Let’s take a look at some of the biggest stories of the past two years. In 2021, fans paid more than $86 million for music NFTs, showing that they are willing to take risks for completely new (and unproven) music products. The first half of 2022 was record-breakingly profitable for live music. The average total of live events, average tickets sold per show and average ticket price are all above where they were in 2019, where they were last year before the pandemic. Vinyl sales up 22% in first half of 2022

Not everyone is benefiting equally from these trends, but it’s still clear that we’re not in 2003, 2008 or 2013: the challenge now is to ensure that profits from music actually reach artists. But that’s hard to do when DSPs act like fans who primarily consume music – refusing to pay to listen to recorded music. It’s as if auto industry experts advised Ford, “You have to make your money selling Ford-brand trucker hats, because you can only charge the materials for the truck.”

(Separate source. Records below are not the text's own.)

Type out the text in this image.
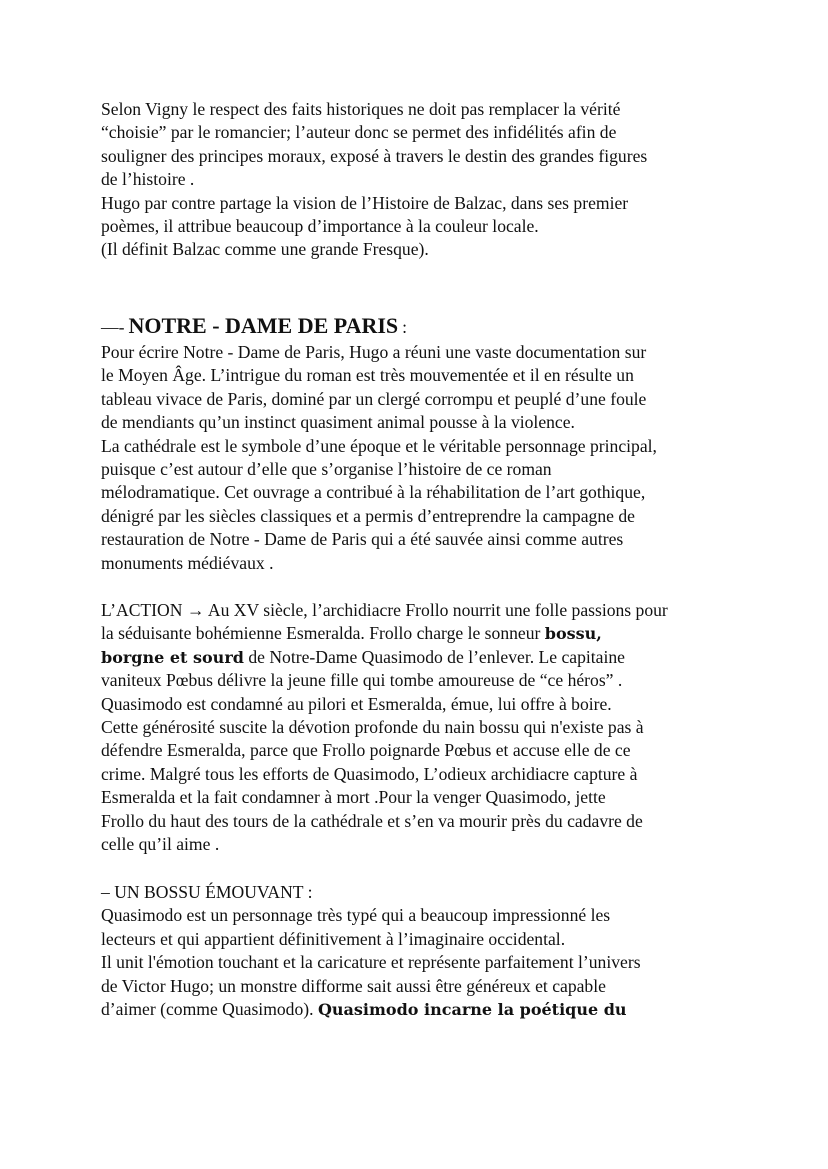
Selon Vigny le respect des faits historiques ne doit pas remplacer la vérité
“choisie” par le romancier; l’auteur donc se permet des infidélités afin de
souligner des principes moraux, exposé à travers le destin des grandes figures
de l’histoire .
Hugo par contre partage la vision de l’Histoire de Balzac, dans ses premier
poèmes, il attribue beaucoup d’importance à la couleur locale.
(Il définit Balzac comme une grande Fresque).
—- NOTRE - DAME DE PARIS :
Pour écrire Notre - Dame de Paris, Hugo a réuni une vaste documentation sur
le Moyen Âge. L’intrigue du roman est très mouvementée et il en résulte un
tableau vivace de Paris, dominé par un clergé corrompu et peuplé d’une foule
de mendiants qu’un instinct quasiment animal pousse à la violence.
La cathédrale est le symbole d’une époque et le véritable personnage principal,
puisque c’est autour d’elle que s’organise l’histoire de ce roman
mélodramatique. Cet ouvrage a contribué à la réhabilitation de l’art gothique,
dénigré par les siècles classiques et a permis d’entreprendre la campagne de
restauration de Notre - Dame de Paris qui a été sauvée ainsi comme autres
monuments médiévaux .
L’ACTION → Au XV siècle, l’archidiacre Frollo nourrit une folle passions pour
la séduisante bohémienne Esmeralda. Frollo charge le sonneur bossu,
borgne et sourd de Notre-Dame Quasimodo de l’enlever. Le capitaine
vaniteux Pœbus délivre la jeune fille qui tombe amoureuse de “ce héros” .
Quasimodo est condamné au pilori et Esmeralda, émue, lui offre à boire.
Cette générosité suscite la dévotion profonde du nain bossu qui n'existe pas à
défendre Esmeralda, parce que Frollo poignarde Pœbus et accuse elle de ce
crime. Malgré tous les efforts de Quasimodo, L’odieux archidiacre capture à
Esmeralda et la fait condamner à mort .Pour la venger Quasimodo, jette
Frollo du haut des tours de la cathédrale et s’en va mourir près du cadavre de
celle qu’il aime .
– UN BOSSU ÉMOUVANT :
Quasimodo est un personnage très typé qui a beaucoup impressionné les
lecteurs et qui appartient définitivement à l’imaginaire occidental.
Il unit l'émotion touchant et la caricature et représente parfaitement l’univers
de Victor Hugo; un monstre difforme sait aussi être généreux et capable
d’aimer (comme Quasimodo). Quasimodo incarne la poétique du
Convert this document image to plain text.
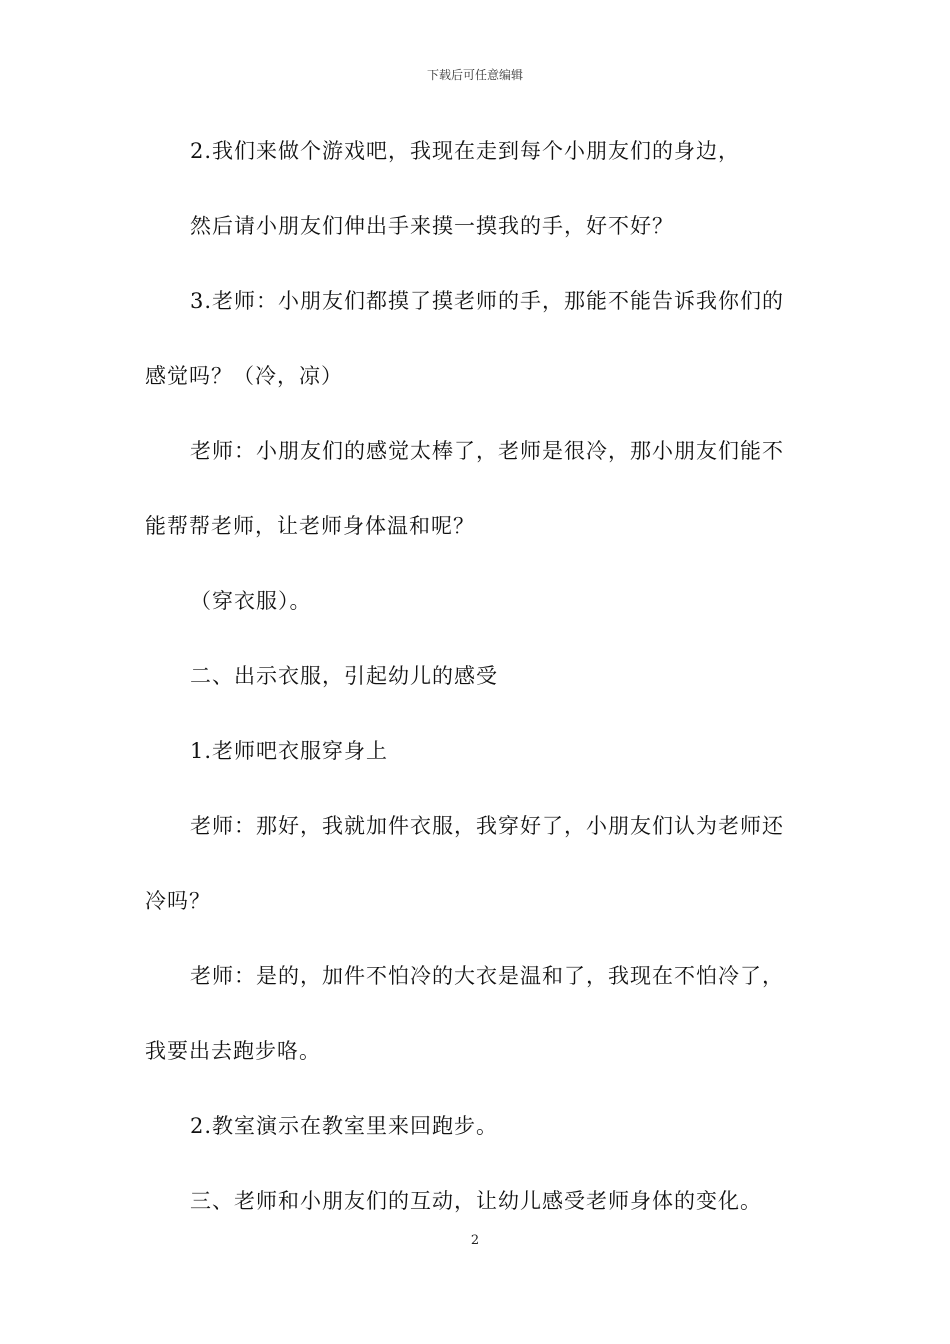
下载后可任意编辑
2.我们来做个游戏吧，我现在走到每个小朋友们的身边，
然后请小朋友们伸出手来摸一摸我的手，好不好？
3.老师：小朋友们都摸了摸老师的手，那能不能告诉我你们的
感觉吗？（冷，凉）
老师：小朋友们的感觉太棒了，老师是很冷，那小朋友们能不
能帮帮老师，让老师身体温和呢？
（穿衣服）。
二、出示衣服，引起幼儿的感受
1.老师吧衣服穿身上
老师：那好，我就加件衣服，我穿好了，小朋友们认为老师还
冷吗？
老师：是的，加件不怕冷的大衣是温和了，我现在不怕冷了，
我要出去跑步咯。
2.教室演示在教室里来回跑步。
三、老师和小朋友们的互动，让幼儿感受老师身体的变化。
2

The cut that DSPs take from rights holders and labels from artists is the worst. I’m all for fair compensation, but that’s not possible when the charges are so opaque. Each DSP deducts promotion, fees and customer acquisition costs from the money it pays artists through licensing fees; They tell us there is no other way streaming works. But streaming should be a reliable way for artists to earn a living, which cannot be the case if streaming income is eaten up by fees.

The time is right for artists to experiment with ways to get more money. Several services have raised subscription prices, including Apple Music and Deezer, and Spotify is said to be “considering” it. As the world’s largest paid music-subscription service, a Spotify price increase would not only be a bold statement, it would send the message that artists deserve a better living from music.

The music industry needs to embrace optimism: Streaming revenue may be down, but it won’t stop growing in the near future. We need to stop thinking, “Can music be profitable?” And start asking, “How do we manage these gains?” DSPs pushing back on Apple’s 30% cut means we’re ready to ask these questions.

At Stem, we have first-hand experience with the barriers that are preventing artists and labels from asking DSPs for better deals. Managing revenue is more difficult than in any other digital industry, making it difficult for artists to know their own worth. On November 14, we introduced a new royalty platform and made it available to everyone — even to labels that don’t distribute with us. This platform will put artists and labels on the same page, clearly understanding the value they bring to the table, so they can speak up for themselves and claim what they’re worth.

When the music business faces its next industry-disrupting moment, my guess is it won’t be anything like a repeat of the revenue crunch. I think it will come from a completely different direction: the artists. Labels are fighting for opportunities to work with talent, while artists are finding they have more options than ever before. Artists are already working with multiple labels and distributors and are shopping for partners every time they have a new project. They are going to weigh the offers against each other to secure the best financial support and marketing commitments.

When artists and labels are able to easily access the data that proves their value, they will be in the same strategic position that DSPs are in now. They won’t have to accept bad deals because they will be armed with financial information that puts them in a stronger negotiating position.

Eight years ago, I started a new company because I believe in fans wanted To support artists and music professionals who support them. Today, I don’t just believe it – I have the facts to prove it. And now, artists and labels may have the data to prove it. DSPs will have to respond to the rising cost of music by raising fees for subscribers and allowing more artists to turn their music into their business.